Many of Eulogy’s 50 staff came to London from Europe. However, while there was understandably a “huge degree of sadness” about the result, they are also now “pragmatic” about Brexit. So far, there haven’t been any direct effects on Eulogy, and no one has decided to leave Brady’s company to return to the continent because of last year’s vote. Brady is confident that this will continue after Britain leaves and that “most workplaces will not be affected”. After all, “whatever they say, no government will ever be able to remove three million people”.
Brady thinks that both Westminster and Brussels “are at fault” for not reaching an immediate agreement on the status of EU nationals in the UK and UK nationals on the continent.
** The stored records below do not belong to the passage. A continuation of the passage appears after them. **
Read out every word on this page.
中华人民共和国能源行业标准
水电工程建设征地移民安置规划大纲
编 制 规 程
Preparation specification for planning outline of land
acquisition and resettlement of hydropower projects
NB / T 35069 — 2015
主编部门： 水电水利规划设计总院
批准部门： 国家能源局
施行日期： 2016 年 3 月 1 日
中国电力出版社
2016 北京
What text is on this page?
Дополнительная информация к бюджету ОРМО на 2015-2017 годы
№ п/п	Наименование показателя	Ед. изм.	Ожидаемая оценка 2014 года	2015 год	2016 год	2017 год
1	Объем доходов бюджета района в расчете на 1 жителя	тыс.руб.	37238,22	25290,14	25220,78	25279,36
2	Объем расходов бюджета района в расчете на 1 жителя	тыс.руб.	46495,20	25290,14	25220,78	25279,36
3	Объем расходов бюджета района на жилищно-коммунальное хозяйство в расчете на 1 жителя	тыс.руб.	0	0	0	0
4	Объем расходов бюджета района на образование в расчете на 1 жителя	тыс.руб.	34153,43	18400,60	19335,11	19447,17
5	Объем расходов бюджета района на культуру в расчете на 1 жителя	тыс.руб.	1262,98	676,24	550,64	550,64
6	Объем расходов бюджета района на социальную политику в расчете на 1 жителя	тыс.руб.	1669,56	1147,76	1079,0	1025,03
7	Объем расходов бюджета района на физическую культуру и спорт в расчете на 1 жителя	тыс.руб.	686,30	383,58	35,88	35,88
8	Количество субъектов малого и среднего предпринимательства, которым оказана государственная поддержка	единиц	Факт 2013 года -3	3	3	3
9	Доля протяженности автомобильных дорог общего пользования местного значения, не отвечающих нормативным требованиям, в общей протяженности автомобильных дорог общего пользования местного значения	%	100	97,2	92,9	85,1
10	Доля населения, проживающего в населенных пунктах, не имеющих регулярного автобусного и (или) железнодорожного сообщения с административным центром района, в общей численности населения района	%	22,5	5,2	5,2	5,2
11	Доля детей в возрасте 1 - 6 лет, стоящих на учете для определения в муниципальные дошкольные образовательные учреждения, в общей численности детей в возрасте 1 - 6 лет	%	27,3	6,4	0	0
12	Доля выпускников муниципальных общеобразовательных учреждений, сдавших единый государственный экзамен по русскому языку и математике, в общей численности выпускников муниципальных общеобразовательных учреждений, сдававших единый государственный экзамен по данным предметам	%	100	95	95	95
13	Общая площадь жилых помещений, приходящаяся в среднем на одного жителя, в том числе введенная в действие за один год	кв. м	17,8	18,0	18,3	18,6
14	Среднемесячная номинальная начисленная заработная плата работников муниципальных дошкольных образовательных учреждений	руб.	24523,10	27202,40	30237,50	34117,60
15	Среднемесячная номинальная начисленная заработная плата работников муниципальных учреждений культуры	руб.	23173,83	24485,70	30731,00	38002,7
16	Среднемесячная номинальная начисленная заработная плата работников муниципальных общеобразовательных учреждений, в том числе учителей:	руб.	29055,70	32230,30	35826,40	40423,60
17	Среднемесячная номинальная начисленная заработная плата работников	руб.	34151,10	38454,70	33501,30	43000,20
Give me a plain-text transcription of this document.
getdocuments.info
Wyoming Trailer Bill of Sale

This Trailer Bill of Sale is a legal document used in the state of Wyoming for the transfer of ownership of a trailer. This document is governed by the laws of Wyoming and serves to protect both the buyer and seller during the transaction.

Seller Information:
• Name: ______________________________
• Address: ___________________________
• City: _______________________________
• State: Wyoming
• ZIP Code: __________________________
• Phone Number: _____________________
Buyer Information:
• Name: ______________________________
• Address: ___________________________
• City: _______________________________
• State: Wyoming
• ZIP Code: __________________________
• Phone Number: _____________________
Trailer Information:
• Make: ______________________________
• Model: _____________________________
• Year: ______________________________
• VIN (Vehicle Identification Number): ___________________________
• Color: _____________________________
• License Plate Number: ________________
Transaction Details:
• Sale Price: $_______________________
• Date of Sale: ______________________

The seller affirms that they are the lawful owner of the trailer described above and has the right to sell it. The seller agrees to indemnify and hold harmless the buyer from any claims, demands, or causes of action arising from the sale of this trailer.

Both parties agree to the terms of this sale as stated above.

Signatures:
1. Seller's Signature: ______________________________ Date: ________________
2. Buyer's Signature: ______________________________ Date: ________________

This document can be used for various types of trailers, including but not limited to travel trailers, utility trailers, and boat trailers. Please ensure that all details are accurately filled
However, he thinks that a deal will eventually be wrapped up once both sides “stop playing political games”. After all, “Britain has benefitted greatly from a stream of young, educated people”, while the economies of countries such as Spain have received a lot of money as a result of “a large number of British pensioners retiring to the Costa Del Sol”.
Brady is similarly optimistic about the prospects for a post-Brexit trade deal between Britain and Europe that can ensure that goods and services flow as freely as possible and thinks that a “solution will be found”. After all, “both Britain and Europe are economically dependent on each other”. In any case, Brexit now means that, there are also “opportunities for bilateral deals with the rest of the world”. However, when it comes to trade agreements, Brady urges policymakers to proceed carefully, since “we don’t want to make deals that end up closing off access to Europe”. Overall, the key to a prosperous post-Brexit economy is “keeping business and consumer confidence high”.
Having grown up in Sligo, on the west coast of Ireland, Brady has an interest in how Brexit is going to affect relations between the Republic of Ireland and Northern Ireland. He is confident that a “hard border”, with automatic checks of goods and people between the two countries, can be avoided, since such an arrangement would “just not be practical” and “wouldn’t work for anybody”. As with the status of European nationals who have settled in the UK, he thinks that, whatever polticians say, they will ultimately have to respect public opinion and come up with a solution.